CHAPTER SEVEN - Midnight, Time For A Homicide

It was approaching midnight, and we were making good time up the highway. We were near Knoxville, and we all agreed that it would make sense to stop at the next exit for a pit stop. Suddenly, Scooter smelled smoke. Was it coming from in the RV? From outside? Were we on fire? JC and I proceeded to sniff out the problem, and the path led us to the RV bathroom. The smell was definitely coming from outside, and was pouring in the bathroom exhaust vent. No sooner had JC yelled up to T-mo, We better pull off at the next exit and check this out. We were jolted by a loud "BOOM" and a shift in the RV. JC and I barely held on, as we almost toppled into the bathroom from the impact. Something definitely wasn't right.

"PULL OVER, PULL OVER!!!", "STOP THE RV!!!", "WE'RE GONNA DIE!!!". T-Mo wrestled the behemoth to the side of the road, and we all piled out of the Rambler to assess the problem. And what a problem it was. As we walked around the back of the RV to get to the left side of the vehicle, the air was ripe with the smell of burning rubber. When we got to the other side, we found the problem: the back rear wheel was gone. GONE! There, on the side of the road in the middle of no where were six travelers, an RV, and an axle without a wheel.

It looked as though the ball bearings in the wheel had failed. As the wheel continued to spin, the faulty bearings caused the hub of the axle to heat up until it was a glowing mass of metal. Once this was happened it was a short time until the hub separated from the axle taking the entire wheel and tire as well as the whole braking system from that side with it. Now we were in a real pickle, so we decided to call the police. We explained to them what had happened, and they assured us that someone would "be right out". An hour later, we realized that they were in no rush to assist us. Our biggest fear was that the RV would get hit by an 18-wheeler as it lay crippled on the side of the highway, so half of us decided we would hike up the highway to the nearest exit and try to get help.

As JC, Don, and I made our way up the highway, we did our best to spot the missing tire. Although the tire was of no use to us anymore, the wheel and the brakes would be helpful if we were to have anyone fix our RV. But luck was not on our side that day, as our search turned up empty. Walking up the road we also realized one small, but important tidbit: All of that diesel fuel we pumped out of the gas tank and into 5-gallon containers earlier that day was lashed down on the top of the RV. We were lucky the whole damn Holiday Rambler didn't explode!
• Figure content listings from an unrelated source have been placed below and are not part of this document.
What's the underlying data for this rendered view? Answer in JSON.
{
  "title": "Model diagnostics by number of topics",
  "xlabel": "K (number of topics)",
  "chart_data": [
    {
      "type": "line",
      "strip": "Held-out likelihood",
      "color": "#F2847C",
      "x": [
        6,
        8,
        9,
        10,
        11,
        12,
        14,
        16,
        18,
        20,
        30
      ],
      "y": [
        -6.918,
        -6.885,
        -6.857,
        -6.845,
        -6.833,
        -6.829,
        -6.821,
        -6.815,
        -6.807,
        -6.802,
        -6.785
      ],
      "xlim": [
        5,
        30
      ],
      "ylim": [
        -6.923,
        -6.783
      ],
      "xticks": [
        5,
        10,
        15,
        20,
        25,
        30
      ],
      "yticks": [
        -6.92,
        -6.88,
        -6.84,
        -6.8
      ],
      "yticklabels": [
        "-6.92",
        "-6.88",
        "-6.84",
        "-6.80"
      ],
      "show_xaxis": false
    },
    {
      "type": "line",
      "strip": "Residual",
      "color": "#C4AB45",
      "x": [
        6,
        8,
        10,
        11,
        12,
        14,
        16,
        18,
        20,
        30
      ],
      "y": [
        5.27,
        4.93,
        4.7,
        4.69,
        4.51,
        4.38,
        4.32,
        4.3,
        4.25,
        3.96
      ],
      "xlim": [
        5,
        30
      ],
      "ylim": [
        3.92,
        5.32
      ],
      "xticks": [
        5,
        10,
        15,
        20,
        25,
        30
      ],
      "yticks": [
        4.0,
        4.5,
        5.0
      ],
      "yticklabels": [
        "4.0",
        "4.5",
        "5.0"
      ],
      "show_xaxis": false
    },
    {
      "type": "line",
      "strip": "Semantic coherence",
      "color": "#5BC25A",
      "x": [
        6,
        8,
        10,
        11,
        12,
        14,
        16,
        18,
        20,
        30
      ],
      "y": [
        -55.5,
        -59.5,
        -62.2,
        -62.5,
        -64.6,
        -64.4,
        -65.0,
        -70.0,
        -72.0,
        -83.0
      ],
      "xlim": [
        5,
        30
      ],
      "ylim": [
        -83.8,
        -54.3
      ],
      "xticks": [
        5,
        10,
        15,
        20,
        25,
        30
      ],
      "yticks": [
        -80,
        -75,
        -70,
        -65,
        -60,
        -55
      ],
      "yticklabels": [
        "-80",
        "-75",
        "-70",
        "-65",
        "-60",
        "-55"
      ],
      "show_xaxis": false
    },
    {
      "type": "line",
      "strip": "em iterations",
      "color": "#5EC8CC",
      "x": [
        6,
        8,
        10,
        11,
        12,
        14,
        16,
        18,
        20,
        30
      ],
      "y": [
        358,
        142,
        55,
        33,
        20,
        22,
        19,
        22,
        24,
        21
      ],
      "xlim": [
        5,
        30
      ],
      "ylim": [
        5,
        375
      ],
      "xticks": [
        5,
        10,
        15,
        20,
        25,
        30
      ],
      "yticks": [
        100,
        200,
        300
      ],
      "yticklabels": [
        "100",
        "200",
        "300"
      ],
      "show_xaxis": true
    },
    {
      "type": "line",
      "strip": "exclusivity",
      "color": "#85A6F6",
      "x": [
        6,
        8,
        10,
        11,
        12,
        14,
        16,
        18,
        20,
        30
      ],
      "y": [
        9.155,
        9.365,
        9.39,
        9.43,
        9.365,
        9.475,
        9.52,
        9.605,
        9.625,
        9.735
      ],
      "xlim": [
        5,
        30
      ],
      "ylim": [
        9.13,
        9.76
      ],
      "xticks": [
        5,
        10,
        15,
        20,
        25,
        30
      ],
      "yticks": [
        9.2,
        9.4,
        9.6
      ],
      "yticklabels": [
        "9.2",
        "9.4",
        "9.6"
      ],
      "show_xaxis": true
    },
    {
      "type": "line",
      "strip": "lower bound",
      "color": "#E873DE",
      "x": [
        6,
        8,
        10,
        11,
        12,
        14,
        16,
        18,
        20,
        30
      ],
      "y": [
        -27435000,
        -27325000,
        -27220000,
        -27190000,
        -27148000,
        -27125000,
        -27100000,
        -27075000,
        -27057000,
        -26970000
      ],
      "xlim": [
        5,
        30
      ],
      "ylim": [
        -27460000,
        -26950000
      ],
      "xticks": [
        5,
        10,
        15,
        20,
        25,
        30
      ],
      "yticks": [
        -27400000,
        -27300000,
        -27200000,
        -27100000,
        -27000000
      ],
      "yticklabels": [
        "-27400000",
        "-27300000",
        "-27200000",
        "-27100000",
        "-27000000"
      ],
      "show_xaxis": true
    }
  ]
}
Making our way up the highway with our little flashlight, Don proceeded to take the lead. Maybe it was our only saving grace that night, or maybe it was 'spider-sense', but I proclaimed "STOP" to Don, noticing a dark patch of grass immediately in front of him. He stopped, and we shed some light on my hesitation. There, mere inches from Don's feet, was an open concrete water drain that dropped down about 6-8 feet. One more step and Don would have fallen in and probably broke an arm, leg, and possibly his head.

With thoughts of 'Deliverance' in our heads, we frantically, but cautiously, proceeded to the exit. Upon our arrival, we hit a gas station and got some food, and called our friends. The police had finally arrived at the RV, and picked the other three travelers up. They were headed our way. We figured that no one could help us with the RV tonight, so we got a hotel room and hoped we could find a repair shop the next morning.